The Pirates bought high on Harrison after his career best 2014. He hasn’t lived up to that season since, but 5.2 fWAR and an All-Star appearance for $15.3 million is relatively good bang for the buck. Still, his value may never be higher after a solid offensive campaign in 2017. Harrison added 28 points to his OBP last year. Four of those points came from being hit by 23 pitches. He had been hit just 26 times his entire career before 2017, so this might be a fluke. We can safely assume he’d be fine to going back to being hit five or six times a year instead. He’s never had a great walk rate, and you can’t rely on batted balls forever. His bat is volatile. Selling high makes sense.
Or, it would make sense, except the Pirates were looking to add an infielder this offseason to move David Freese into a backup/platoon role. Unless the Bucs get a major league ready infielder like Miguel Andujar in return, trading Harrison is counter-productive to that goal.
Why trade him? Well, money. Cervelli hasn’t been particularly good at either the dish or framing since signing his extension, of which he is still owed $22 million over the next two seasons. Injuries have played a large role in that decline, but he came to Pittsburgh with an injury history. 2015 may have been the one year where he just stood upright.
Despite that, he could bring back a pretty good return. Perhaps not a top prospect, but at least a couple of lottery tickets or fringe major leaguers. There are so few quality catchers in the league right now. Even a bounce back candidate has plenty of appeal. That $22 million price tag isn’t outrageous, either. The Steamer projection has him pegged being worth 1.5 fWAR next year. At a very conservative estimate of $7 million per WAR, that lines up perfectly with his $10.5 million 2018 salary. That should yield a better return on investment than Jonathan Lucroy.
But a catcher’s most important job isn’t hitting or fielding, it’s managing the pitching staff. Last year, Jameson Taillon, Trevor Williams and Chad Kuhl had nothing but good things to say about Francisco Cervelli. The Pirates are relying on these young arms to lead this team. Why take away their security blanket? Sure, Cervelli might be overpaid, but they’re all pre-arb and underpaid. At the very least it evens out.
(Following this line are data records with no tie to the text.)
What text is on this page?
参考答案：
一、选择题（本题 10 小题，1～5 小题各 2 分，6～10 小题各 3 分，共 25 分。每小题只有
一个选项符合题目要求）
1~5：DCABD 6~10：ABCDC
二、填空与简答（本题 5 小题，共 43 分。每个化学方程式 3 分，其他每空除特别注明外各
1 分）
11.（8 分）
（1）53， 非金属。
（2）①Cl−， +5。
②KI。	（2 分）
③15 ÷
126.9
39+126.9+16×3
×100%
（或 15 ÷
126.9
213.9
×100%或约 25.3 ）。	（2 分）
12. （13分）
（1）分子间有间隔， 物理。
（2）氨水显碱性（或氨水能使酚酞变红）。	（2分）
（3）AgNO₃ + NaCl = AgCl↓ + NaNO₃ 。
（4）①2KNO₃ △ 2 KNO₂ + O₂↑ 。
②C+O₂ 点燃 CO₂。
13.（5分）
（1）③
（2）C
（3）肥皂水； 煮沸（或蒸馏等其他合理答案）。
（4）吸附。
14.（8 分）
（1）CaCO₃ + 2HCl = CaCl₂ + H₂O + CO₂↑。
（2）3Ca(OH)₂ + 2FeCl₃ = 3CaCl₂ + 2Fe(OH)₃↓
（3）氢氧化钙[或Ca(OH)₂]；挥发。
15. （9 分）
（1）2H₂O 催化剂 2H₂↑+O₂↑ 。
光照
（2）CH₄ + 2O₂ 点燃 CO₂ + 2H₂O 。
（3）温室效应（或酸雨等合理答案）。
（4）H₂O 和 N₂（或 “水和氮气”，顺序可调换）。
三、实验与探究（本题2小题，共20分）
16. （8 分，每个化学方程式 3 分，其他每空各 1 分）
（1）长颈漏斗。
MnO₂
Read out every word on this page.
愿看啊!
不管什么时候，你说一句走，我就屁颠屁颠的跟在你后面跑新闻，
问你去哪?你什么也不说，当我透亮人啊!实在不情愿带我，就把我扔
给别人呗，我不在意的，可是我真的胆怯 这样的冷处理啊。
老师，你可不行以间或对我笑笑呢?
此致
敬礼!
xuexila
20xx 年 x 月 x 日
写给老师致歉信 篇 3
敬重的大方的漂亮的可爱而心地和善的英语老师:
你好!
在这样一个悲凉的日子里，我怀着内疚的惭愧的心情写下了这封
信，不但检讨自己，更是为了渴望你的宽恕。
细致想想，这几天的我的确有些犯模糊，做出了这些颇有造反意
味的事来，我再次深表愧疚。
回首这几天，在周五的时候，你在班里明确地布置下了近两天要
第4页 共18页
It’s hard to take that first step into selling, but if Huntington finally does it, I doubt he’ll stop at one move. Maybe I’m wrong and there’s new McCutchen gossip every day. Maybe he gets bold and flips Felipe Rivero for all the tea in China. Would he dare dangle a Starling Marte or Gregory Polanco if he gets a Clint Frazier or another high profile outfielder? It’s Pandora’s box, but, again, I’ll believe the rebuild when I see the rebuild.
I still believe this team could compete for a wild card with one or two bargain priced free agents. The downside is a 2018 run might detract from future teams. Small market teams need to reload every couple of years. It seems like it’s the right time for the Pirates to do that.